La reforma política es necesaria, sin embargo, con o sin dobles intenciones, pero debería respetarse la autonomía de su necesidad. Hay dos riesgos en mezclar la iniciativa de reforma política con un plan de combate a la inseguridad. Por un lado, que las iniciativas de reformas queden parcializadas, cuando éste es un tema que debe encararse de forma integral y, por el otro, que se vacíe de contenido el proceso mismo de la reforma. Esta necesidad surge no sólo de la recomendación de los especialistas en instituciones políticas, que sugieren una serie de modificaciones para mejorar la gobernabilidad, la representación y la participación. Surge, también, de las demandas de la sociedad que todavía no ha cerrado la brecha de confianza en su dirigencia y siente una enorme distancia entre electores y elegidos.
• Pasos
La reforma política debería ser encarada como un proceso de menor a mayor. Si se intenta una hipótesis de máxima para instrumentarla -que incluya incluso la reforma de la Constitución-no se conseguirá nada. Si el proyecto legislativo es muy ambicioso -sancionar todos los capítulos posibles de la reforma-se avanzará poco, porque la comunidad política en general reaccionará negativamente en un gesto de autodefensa. En cambio, parece razonable avanzar con pocas iniciativas pero que pongan en marcha una tendencia.
El primer paso debería hacer cumplir lo que ya está en la ley: la democracia interna de los partidos, el financiamiento de las campañas electorales y restablecer la vigencia de las elecciones internas abiertas y simultáneas, legislación existente desde 2003 que no pudo aplicarse. Tenemos las leyes pero no existe el organismo que pueda ejecutarlas.
Necesitamos, por lo tanto, crear por ley un órgano electoral independiente, formado por profesionales no partidarios, financieramente autónomo, que esté en condiciones de auditar a la política e imponerle el cumplimiento de la ley.
El segundo paso debería preparar el juego completo de una reforma, y ponerle tiempos y formas -no importa cuáles- a su instrumentación. Ese programa debería incluir, sin orden de importancia:
• Una nueva afiliación general en los partidos políticos porque no sabemos realmente cuántos adherentes tiene cada uno.
• Flexibilizar el sistema de la lista sábana, reduciendo la magnitud del problema por lo menos en los seis grandes distritos electorales en los cuales vota 80% del electorado. En estos distritos, es común que una lista de candidatos desconocidos sea arrastrada por un candidato mediático.

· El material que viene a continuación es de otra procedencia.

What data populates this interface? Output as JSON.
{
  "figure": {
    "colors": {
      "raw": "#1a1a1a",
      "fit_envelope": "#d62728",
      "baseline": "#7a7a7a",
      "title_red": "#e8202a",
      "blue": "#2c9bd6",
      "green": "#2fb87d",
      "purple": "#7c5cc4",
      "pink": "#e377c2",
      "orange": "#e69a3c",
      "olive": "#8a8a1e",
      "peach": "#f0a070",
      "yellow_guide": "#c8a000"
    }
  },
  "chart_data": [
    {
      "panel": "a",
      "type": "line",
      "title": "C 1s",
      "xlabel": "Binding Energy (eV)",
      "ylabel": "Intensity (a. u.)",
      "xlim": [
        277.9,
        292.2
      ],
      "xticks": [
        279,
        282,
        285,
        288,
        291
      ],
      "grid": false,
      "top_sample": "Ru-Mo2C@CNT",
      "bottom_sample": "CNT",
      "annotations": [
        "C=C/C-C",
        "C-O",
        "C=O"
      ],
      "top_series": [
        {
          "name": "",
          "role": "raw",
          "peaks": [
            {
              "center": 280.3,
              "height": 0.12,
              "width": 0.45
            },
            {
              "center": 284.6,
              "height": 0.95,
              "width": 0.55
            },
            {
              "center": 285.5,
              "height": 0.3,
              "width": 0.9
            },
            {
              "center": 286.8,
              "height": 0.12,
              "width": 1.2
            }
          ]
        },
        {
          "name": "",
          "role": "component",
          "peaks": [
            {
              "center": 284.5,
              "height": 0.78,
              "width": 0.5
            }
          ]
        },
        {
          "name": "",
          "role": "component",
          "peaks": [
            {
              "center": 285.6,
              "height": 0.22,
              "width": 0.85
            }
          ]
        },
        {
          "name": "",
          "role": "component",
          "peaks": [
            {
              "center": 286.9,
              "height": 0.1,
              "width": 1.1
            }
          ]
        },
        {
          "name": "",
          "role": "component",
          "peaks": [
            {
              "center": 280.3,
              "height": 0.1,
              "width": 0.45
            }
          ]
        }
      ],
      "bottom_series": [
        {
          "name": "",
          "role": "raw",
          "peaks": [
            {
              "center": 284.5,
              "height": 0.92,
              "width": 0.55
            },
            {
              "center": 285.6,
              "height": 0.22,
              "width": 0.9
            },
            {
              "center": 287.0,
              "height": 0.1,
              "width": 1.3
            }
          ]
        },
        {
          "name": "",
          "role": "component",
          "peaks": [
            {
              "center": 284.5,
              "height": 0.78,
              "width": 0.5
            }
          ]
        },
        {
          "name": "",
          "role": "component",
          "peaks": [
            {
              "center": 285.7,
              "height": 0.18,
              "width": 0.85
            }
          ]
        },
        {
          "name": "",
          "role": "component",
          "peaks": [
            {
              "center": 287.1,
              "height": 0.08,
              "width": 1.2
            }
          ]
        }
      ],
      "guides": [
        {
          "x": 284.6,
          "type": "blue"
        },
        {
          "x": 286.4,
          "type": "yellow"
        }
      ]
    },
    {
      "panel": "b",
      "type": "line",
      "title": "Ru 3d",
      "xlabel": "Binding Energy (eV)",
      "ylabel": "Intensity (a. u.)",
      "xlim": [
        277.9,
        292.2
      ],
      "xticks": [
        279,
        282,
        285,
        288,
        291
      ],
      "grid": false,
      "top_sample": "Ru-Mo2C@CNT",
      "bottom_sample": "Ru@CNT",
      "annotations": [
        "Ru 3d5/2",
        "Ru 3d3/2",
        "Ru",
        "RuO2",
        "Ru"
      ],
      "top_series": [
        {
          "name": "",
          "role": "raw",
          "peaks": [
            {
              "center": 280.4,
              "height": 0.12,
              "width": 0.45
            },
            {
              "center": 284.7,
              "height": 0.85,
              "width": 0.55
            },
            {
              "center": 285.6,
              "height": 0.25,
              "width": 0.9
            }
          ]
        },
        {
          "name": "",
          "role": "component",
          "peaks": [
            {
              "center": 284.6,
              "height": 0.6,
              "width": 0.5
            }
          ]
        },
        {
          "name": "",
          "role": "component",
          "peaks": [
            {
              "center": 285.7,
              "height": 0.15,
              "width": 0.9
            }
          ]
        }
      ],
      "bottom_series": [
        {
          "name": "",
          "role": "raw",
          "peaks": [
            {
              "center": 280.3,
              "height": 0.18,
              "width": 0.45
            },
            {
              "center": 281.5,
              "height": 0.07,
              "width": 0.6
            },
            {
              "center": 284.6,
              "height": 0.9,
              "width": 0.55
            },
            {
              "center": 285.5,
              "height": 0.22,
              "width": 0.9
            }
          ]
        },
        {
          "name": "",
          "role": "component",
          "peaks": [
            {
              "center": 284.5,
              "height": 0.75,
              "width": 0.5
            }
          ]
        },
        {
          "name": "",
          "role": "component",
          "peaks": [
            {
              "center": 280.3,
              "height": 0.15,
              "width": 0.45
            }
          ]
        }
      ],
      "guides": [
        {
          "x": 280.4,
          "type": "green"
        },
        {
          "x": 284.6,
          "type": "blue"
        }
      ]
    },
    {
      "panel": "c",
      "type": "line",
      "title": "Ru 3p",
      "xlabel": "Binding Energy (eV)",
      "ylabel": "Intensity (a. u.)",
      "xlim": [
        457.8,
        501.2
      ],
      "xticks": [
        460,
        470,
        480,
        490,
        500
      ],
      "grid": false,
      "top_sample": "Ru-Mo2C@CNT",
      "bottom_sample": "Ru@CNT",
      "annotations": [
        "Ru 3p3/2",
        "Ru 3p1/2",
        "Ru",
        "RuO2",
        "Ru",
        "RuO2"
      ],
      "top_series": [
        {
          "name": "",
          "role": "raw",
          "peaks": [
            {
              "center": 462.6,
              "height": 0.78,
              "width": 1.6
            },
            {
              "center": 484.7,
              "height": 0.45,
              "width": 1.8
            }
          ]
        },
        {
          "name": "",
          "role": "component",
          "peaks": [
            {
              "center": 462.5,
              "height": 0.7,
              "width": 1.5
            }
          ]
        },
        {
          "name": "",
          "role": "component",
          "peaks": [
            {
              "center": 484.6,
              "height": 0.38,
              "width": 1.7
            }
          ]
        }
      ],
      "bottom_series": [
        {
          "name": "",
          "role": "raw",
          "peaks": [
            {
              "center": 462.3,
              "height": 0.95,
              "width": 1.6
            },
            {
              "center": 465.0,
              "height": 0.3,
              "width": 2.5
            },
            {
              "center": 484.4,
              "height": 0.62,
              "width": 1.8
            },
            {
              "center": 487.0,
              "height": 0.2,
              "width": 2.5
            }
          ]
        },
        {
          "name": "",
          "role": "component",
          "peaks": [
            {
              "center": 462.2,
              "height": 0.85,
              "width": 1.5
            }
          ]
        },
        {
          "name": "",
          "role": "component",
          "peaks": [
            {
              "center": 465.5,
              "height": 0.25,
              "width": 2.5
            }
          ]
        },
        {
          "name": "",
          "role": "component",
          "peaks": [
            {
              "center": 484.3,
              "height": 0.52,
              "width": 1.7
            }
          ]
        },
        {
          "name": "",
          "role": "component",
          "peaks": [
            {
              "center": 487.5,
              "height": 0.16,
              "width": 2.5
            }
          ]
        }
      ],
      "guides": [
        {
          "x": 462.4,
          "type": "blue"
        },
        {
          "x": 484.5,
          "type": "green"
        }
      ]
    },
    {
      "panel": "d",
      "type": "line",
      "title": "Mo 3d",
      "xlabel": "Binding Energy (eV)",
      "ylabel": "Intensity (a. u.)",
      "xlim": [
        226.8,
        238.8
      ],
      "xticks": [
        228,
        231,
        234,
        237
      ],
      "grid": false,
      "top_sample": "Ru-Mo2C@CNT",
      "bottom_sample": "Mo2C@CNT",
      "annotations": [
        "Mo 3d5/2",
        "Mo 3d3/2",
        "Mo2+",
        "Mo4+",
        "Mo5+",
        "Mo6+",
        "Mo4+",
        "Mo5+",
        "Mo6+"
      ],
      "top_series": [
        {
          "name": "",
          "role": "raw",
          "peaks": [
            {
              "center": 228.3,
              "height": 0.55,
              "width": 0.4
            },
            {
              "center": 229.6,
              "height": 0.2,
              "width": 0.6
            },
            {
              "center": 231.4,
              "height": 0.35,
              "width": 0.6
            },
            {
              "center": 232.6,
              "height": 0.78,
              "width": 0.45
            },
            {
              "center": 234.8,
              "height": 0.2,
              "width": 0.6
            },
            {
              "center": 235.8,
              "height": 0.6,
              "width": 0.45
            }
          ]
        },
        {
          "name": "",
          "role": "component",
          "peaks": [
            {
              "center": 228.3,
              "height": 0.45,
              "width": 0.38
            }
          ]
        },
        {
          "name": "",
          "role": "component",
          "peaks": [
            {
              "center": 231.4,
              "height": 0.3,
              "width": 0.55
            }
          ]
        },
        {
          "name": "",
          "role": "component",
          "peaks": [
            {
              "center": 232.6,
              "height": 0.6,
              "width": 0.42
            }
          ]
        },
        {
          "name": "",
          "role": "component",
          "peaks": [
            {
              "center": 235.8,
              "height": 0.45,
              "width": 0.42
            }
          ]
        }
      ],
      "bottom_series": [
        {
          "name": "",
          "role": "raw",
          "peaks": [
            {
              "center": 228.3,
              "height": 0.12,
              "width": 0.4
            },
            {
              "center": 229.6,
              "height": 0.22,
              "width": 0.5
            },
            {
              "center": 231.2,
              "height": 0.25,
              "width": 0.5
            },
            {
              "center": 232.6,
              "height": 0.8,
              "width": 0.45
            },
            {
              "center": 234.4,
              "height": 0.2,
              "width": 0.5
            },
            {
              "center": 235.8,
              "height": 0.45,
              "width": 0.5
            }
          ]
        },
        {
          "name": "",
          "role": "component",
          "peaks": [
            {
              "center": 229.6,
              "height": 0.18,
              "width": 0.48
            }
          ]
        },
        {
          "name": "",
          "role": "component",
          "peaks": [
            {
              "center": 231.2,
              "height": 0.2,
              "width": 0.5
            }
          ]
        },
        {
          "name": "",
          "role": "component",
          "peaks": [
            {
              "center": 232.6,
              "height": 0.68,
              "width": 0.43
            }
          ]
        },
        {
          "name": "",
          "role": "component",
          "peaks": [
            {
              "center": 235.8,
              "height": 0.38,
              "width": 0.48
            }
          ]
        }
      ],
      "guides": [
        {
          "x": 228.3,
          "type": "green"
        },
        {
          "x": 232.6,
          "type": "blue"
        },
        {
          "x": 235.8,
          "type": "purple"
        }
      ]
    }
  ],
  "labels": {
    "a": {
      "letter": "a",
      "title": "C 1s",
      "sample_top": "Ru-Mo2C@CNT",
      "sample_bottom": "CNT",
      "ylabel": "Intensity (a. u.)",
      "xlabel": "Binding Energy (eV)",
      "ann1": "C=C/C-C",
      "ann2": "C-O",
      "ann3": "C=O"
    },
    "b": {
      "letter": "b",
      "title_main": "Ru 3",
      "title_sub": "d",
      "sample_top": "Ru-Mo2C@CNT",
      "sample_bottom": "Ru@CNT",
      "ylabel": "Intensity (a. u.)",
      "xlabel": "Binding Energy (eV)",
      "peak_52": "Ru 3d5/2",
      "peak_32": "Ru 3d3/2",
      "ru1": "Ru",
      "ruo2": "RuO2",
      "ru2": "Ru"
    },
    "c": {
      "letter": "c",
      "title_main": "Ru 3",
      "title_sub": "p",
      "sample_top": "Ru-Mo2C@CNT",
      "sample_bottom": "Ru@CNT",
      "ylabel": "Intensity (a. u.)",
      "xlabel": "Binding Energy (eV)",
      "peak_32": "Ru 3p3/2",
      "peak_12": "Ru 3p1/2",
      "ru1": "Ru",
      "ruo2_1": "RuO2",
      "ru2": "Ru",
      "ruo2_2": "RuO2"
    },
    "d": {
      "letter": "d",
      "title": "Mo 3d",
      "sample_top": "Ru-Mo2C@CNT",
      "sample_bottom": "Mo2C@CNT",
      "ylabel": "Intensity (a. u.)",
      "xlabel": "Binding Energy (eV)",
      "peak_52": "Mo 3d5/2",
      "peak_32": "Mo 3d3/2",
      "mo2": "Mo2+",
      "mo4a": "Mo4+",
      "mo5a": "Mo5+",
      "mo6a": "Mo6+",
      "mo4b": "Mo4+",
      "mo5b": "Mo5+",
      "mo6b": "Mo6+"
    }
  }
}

• Establecer progresivamente el voto electrónico. Pese a las críticas provocadas por dificultades en su implementación, es uno de los instrumentos más transparentes que pueden utilizarse para combatir las prácticas clientelistas en las grandes ciudades.
• Eliminación
La decisión por parte del gobierno de encarar finalmente el tema -aunque la vía o la intención elegida sea otra-merece ser elogiada. Debe ser bienvenido también el proyecto de «eliminación de la lista sábana» presentado la semana anterior en la Cámara de Diputados por un grupo de legisladores.
La tarea conjunta del Poder Ejecutivo y del Congreso -independientemente del interés particular que mueva las iniciativas- es un paso adelante frente a la alternativa de no hacer nada.